From a WaPo article (“Final volume shows why Twain wanted ‘Autobiography’ kept under wraps“):
Only with the publication of this, the third and final volume of his “Autobiography,” do we finally understand why Mark Twain wanted the book kept under wraps until 100 years after his death. He did take potshots at various targets in the first and second volumes, but most of them were minor figures hardly remembered today. (He’s probably right, for example, to charge that Bret Harte’s meager talent burned out after he wrote four or five memorable short stories, and that late in his life Harte became a sponger, but who really cares now?) In Volume 3, however, Twain is at full cry in pillorying two of the most widely admired 20th-century Americans: the eternally adolescent Teddy Roosevelt and the vainglorious Andrew Carnegie.
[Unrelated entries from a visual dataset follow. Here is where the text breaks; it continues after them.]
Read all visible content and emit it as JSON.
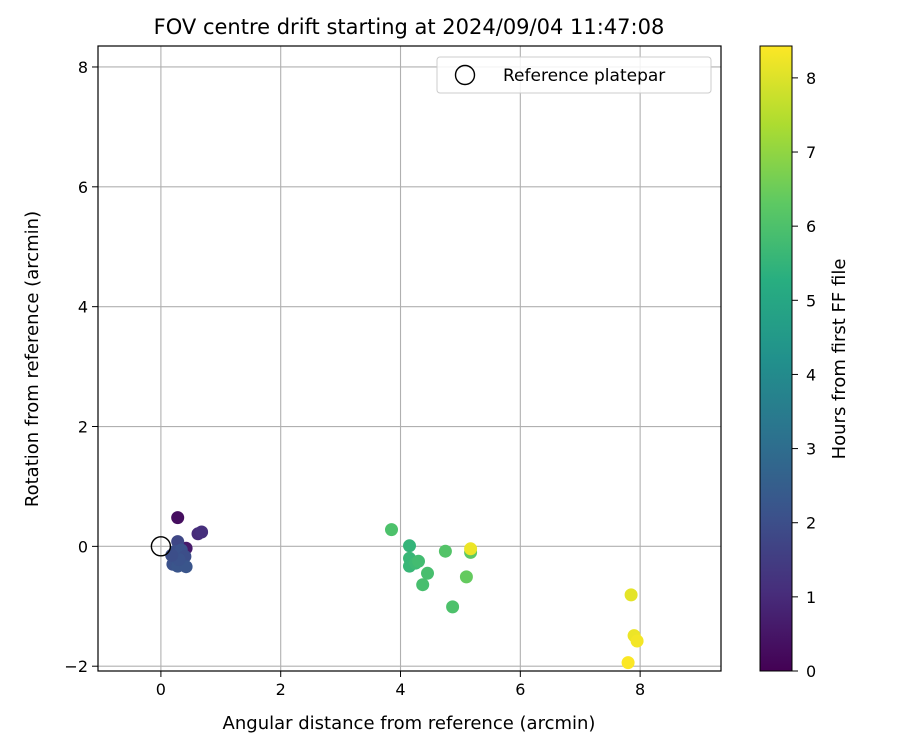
{
  "chart_data": {
    "type": "scatter",
    "title": "FOV centre drift starting at 2024/09/04 11:47:08",
    "xlabel": "Angular distance from reference (arcmin)",
    "ylabel": "Rotation from reference (arcmin)",
    "xlim": [
      -1.05,
      9.35
    ],
    "ylim": [
      -2.08,
      8.35
    ],
    "xticks": [
      0,
      2,
      4,
      6,
      8
    ],
    "yticks": [
      -2,
      0,
      2,
      4,
      6,
      8
    ],
    "xtick_labels": [
      "0",
      "2",
      "4",
      "6",
      "8"
    ],
    "ytick_labels": [
      "−2",
      "0",
      "2",
      "4",
      "6",
      "8"
    ],
    "grid": true,
    "legend": {
      "placement": "top-right",
      "entries": [
        "Reference platepar"
      ]
    },
    "reference_point": {
      "x": 0,
      "y": 0
    },
    "colorbar": {
      "label": "Hours from first FF file",
      "min": 0,
      "max": 8.43,
      "ticks": [
        0,
        1,
        2,
        3,
        4,
        5,
        6,
        7,
        8
      ],
      "tick_labels": [
        "0",
        "1",
        "2",
        "3",
        "4",
        "5",
        "6",
        "7",
        "8"
      ],
      "colormap": "viridis"
    },
    "points": [
      {
        "x": 0.28,
        "y": 0.48,
        "hours": 0.3
      },
      {
        "x": 0.42,
        "y": -0.03,
        "hours": 0.6
      },
      {
        "x": 0.62,
        "y": 0.21,
        "hours": 1.0
      },
      {
        "x": 0.68,
        "y": 0.24,
        "hours": 1.1
      },
      {
        "x": 0.28,
        "y": 0.08,
        "hours": 1.8
      },
      {
        "x": 0.24,
        "y": -0.08,
        "hours": 2.0
      },
      {
        "x": 0.34,
        "y": -0.06,
        "hours": 2.1
      },
      {
        "x": 0.4,
        "y": -0.17,
        "hours": 2.0
      },
      {
        "x": 0.2,
        "y": -0.3,
        "hours": 2.1
      },
      {
        "x": 0.28,
        "y": -0.33,
        "hours": 2.2
      },
      {
        "x": 0.42,
        "y": -0.34,
        "hours": 2.2
      },
      {
        "x": 0.3,
        "y": -0.22,
        "hours": 2.1
      },
      {
        "x": 0.18,
        "y": -0.15,
        "hours": 2.0
      },
      {
        "x": 3.85,
        "y": 0.28,
        "hours": 6.0
      },
      {
        "x": 4.15,
        "y": 0.01,
        "hours": 5.5
      },
      {
        "x": 4.15,
        "y": -0.2,
        "hours": 5.6
      },
      {
        "x": 4.15,
        "y": -0.33,
        "hours": 5.6
      },
      {
        "x": 4.25,
        "y": -0.28,
        "hours": 5.7
      },
      {
        "x": 4.3,
        "y": -0.25,
        "hours": 5.8
      },
      {
        "x": 4.37,
        "y": -0.64,
        "hours": 5.9
      },
      {
        "x": 4.45,
        "y": -0.45,
        "hours": 5.9
      },
      {
        "x": 4.75,
        "y": -0.08,
        "hours": 6.1
      },
      {
        "x": 4.87,
        "y": -1.01,
        "hours": 6.0
      },
      {
        "x": 5.1,
        "y": -0.51,
        "hours": 6.4
      },
      {
        "x": 5.17,
        "y": -0.1,
        "hours": 6.3
      },
      {
        "x": 5.17,
        "y": -0.04,
        "hours": 8.2
      },
      {
        "x": 7.85,
        "y": -0.81,
        "hours": 8.1
      },
      {
        "x": 7.9,
        "y": -1.49,
        "hours": 8.2
      },
      {
        "x": 7.95,
        "y": -1.58,
        "hours": 8.3
      },
      {
        "x": 7.8,
        "y": -1.94,
        "hours": 8.4
      }
    ]
  }
}
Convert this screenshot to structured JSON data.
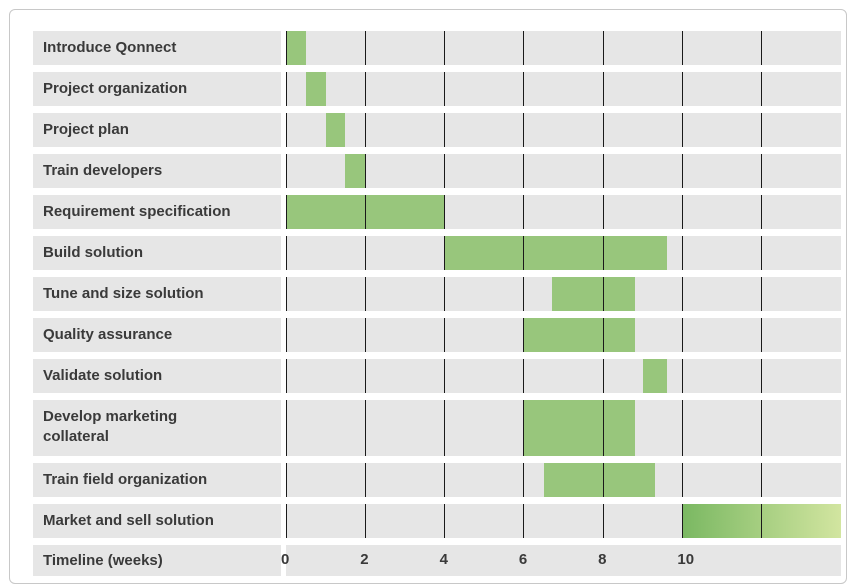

At one point, Twain vilifies TR by comparing him to the vilifier’s own most famous creation: “Mr. Roosevelt is the Tom Sawyer of the political world . . . always showing off; always hunting for a chance to show off; in his frenzied imagination the Great Republic is a vast Barnum circus with him for a clown and the whole world for audience.” Elsewhere, Twain calls Roosevelt “the missing link,” i.e., the supposed evolutionary place-holder between the ape and homo sapiens.
When conservatives I know resist the idea of Trump as POTUS, I remind them of TR, a bloviating self-promoter who, whether you agreed with his policies or not, has become one of America’s “great” Presidents.